Discounts for Vietnamese coffee have tightened in thin trade with few good quality beans available and farmers holding onto their stocks on expectations prices would rise in the coming days, traders said on Thursday. Vietnam's 5 percent black and broken grade 2 robusta variety was trading at a discount of $35 to the ICE November contract, compared with $50-$90 last week. Almost no trade was done as farmers held back beans, traders said.
Prices in Vietnam fell to 43,000 dong-44,900 dong ($1.89-1.98) per kg from 45,500 dong-46,100 dong a week earlier, traders said, in line with a fall in the London ICE November futures contract, which closed at $2,054 a tonne on Wednesday. Traders said the coffee market in Vietnam was quiet as buying for the September contract was over and stocks declined amid a lack of quality beans.

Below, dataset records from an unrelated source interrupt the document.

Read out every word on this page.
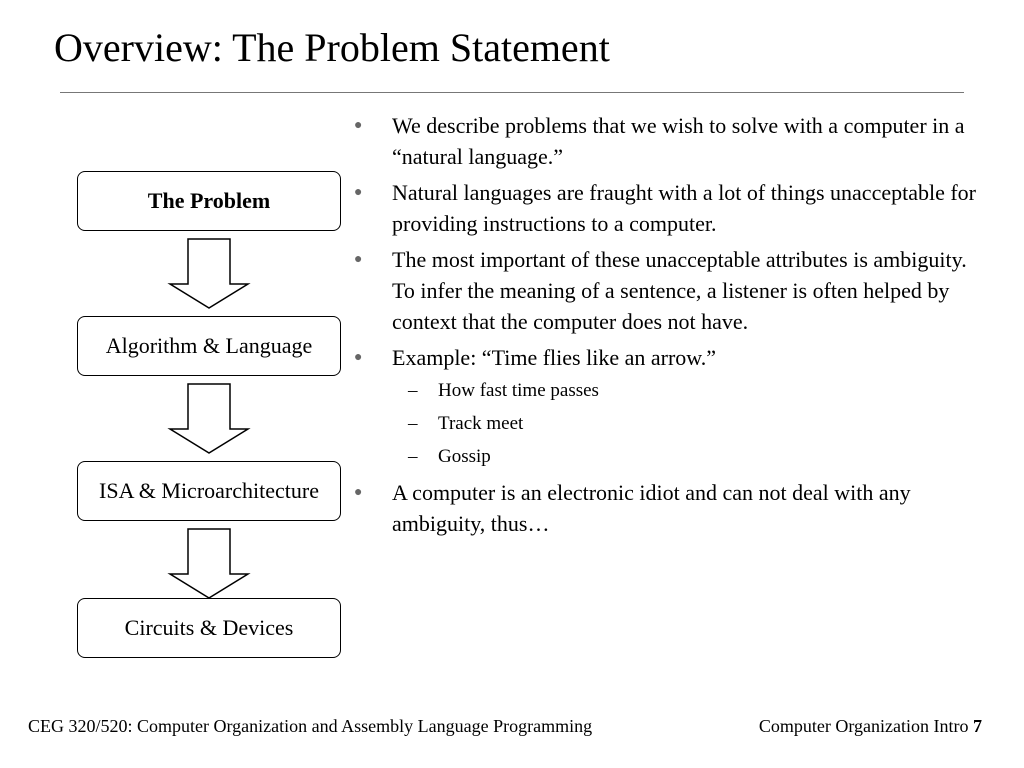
Overview: The Problem Statement
The Problem
Algorithm & Language
ISA & Microarchitecture
Circuits & Devices
● We describe problems that we wish to solve with a computer in a “natural language.”
● Natural languages are fraught with a lot of things unacceptable for providing instructions to a computer.
● The most important of these unacceptable attributes is ambiguity. To infer the meaning of a sentence, a listener is often helped by context that the computer does not have.
● Example: “Time flies like an arrow.”
– How fast time passes
– Track meet
– Gossip
● A computer is an electronic idiot and can not deal with any ambiguity, thus…
CEG 320/520: Computer Organization and Assembly Language Programming	Computer Organization Intro 7
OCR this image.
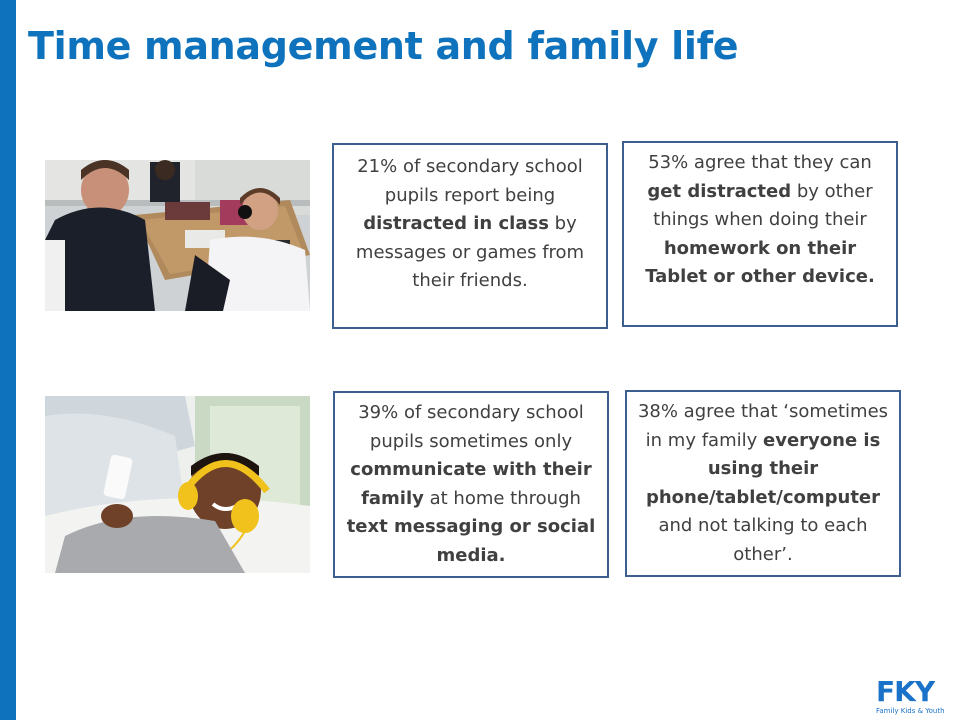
Time management and family life
21% of secondary school pupils report being distracted in class by messages or games from their friends.
53% agree that they can get distracted by other things when doing their homework on their Tablet or other device.
39% of secondary school pupils sometimes only communicate with their family at home through text messaging or social media.
38% agree that ‘sometimes in my family everyone is using their phone/tablet/computer and not talking to each other’.
FKY
Family Kids & Youth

"Traders have purchased enough to meet the deadlines for August, September and October contracts. There were new transactions, but not many," said a trader in Ho Chi Minh city. Vietnam, the world's biggest robusta producer, exported 110,000 tonnes of coffee in July, bringing exports in the first seven months to 941,000 tonnes, government data showed.
Vietnamese coffee farmers are enjoying favourable weather for the upcoming crop starting in October. Indonesia's robusta grade 4 defect 80 variety was traded at a discount of $10 to the November contract, compared with $15-$20 to the September contract last week.